The paper “Tensorized Multiview Subspace Representation Learning” by Changqing Zhang, Huazhu Fu, Jing Wang, Qinghua Hu, Xiaochun Cao and Wen Li studies the problem of multiview clustering and proposes an algorithm termed as Tensorized Multiview Subspace Representation Learning (TMSRL) by simultaneously taking advantages of multiple views and prior constraint. To explore the correlations within each view and across multiple views, TMSRL enforces the low-rankness of the 3D tensor consisting of the subspace representation matrices of different views.
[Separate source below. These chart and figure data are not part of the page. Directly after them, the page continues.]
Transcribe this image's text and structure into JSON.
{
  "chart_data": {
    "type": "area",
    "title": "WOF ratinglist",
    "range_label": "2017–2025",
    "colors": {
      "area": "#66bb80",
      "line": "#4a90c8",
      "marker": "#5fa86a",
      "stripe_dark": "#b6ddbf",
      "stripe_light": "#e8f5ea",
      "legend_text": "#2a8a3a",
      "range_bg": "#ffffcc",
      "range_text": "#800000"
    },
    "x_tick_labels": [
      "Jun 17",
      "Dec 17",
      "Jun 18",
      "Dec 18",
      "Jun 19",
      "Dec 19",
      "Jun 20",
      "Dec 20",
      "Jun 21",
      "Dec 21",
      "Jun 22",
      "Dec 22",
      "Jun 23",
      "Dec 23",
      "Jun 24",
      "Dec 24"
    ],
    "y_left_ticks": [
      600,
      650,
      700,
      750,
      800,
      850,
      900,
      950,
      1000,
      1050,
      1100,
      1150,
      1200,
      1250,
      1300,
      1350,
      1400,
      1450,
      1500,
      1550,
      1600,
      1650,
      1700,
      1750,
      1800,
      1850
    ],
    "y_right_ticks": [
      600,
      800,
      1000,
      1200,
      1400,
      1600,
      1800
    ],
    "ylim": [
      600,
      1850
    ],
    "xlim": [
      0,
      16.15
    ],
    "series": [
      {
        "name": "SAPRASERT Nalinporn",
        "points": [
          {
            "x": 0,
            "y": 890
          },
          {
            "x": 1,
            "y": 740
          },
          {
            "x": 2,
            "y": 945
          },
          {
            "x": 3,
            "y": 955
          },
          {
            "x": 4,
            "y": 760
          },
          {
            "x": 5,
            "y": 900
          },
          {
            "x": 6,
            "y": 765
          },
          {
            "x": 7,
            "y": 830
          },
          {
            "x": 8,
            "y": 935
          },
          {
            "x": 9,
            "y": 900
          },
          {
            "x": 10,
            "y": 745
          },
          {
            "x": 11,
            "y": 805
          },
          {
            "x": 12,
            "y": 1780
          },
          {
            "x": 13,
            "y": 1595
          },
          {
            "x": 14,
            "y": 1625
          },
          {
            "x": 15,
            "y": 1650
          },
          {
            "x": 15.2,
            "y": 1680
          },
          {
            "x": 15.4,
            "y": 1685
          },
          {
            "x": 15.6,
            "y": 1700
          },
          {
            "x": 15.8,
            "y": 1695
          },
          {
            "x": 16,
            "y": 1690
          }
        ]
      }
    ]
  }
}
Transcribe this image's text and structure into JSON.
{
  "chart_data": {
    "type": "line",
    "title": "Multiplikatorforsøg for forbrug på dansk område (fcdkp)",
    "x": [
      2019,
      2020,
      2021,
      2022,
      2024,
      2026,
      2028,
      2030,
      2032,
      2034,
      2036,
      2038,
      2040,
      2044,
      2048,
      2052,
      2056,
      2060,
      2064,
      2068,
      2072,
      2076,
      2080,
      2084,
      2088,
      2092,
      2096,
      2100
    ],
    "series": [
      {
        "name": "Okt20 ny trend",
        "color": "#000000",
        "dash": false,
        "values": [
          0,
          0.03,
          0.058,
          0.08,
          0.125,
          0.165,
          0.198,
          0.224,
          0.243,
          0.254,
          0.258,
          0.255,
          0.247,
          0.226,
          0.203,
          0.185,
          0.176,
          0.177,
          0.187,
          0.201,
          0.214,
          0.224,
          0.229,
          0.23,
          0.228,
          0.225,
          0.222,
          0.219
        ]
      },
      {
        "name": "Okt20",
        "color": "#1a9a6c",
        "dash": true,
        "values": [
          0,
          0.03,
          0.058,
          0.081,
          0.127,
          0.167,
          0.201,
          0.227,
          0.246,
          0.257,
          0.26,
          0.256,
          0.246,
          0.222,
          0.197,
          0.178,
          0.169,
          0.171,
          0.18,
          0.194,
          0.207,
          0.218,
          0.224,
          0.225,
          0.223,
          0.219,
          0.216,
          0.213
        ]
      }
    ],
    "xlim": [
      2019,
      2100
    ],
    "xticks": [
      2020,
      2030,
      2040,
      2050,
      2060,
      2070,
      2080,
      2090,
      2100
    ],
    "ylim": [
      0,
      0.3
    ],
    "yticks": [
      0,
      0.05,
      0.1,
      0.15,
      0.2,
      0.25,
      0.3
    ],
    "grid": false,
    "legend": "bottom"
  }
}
To exploit prior, a constraint matrix is devised to guide the subspace representation learning within a unified framework. The subspace representation tensor equipped with a low rank constraint captures the complementary information among different views and reduces redundancy of subspace representations, leading to higher accuracy of subsequent tasks. The effectiveness of TMSRL is validated with extensive experiments on multiple multiview datasets.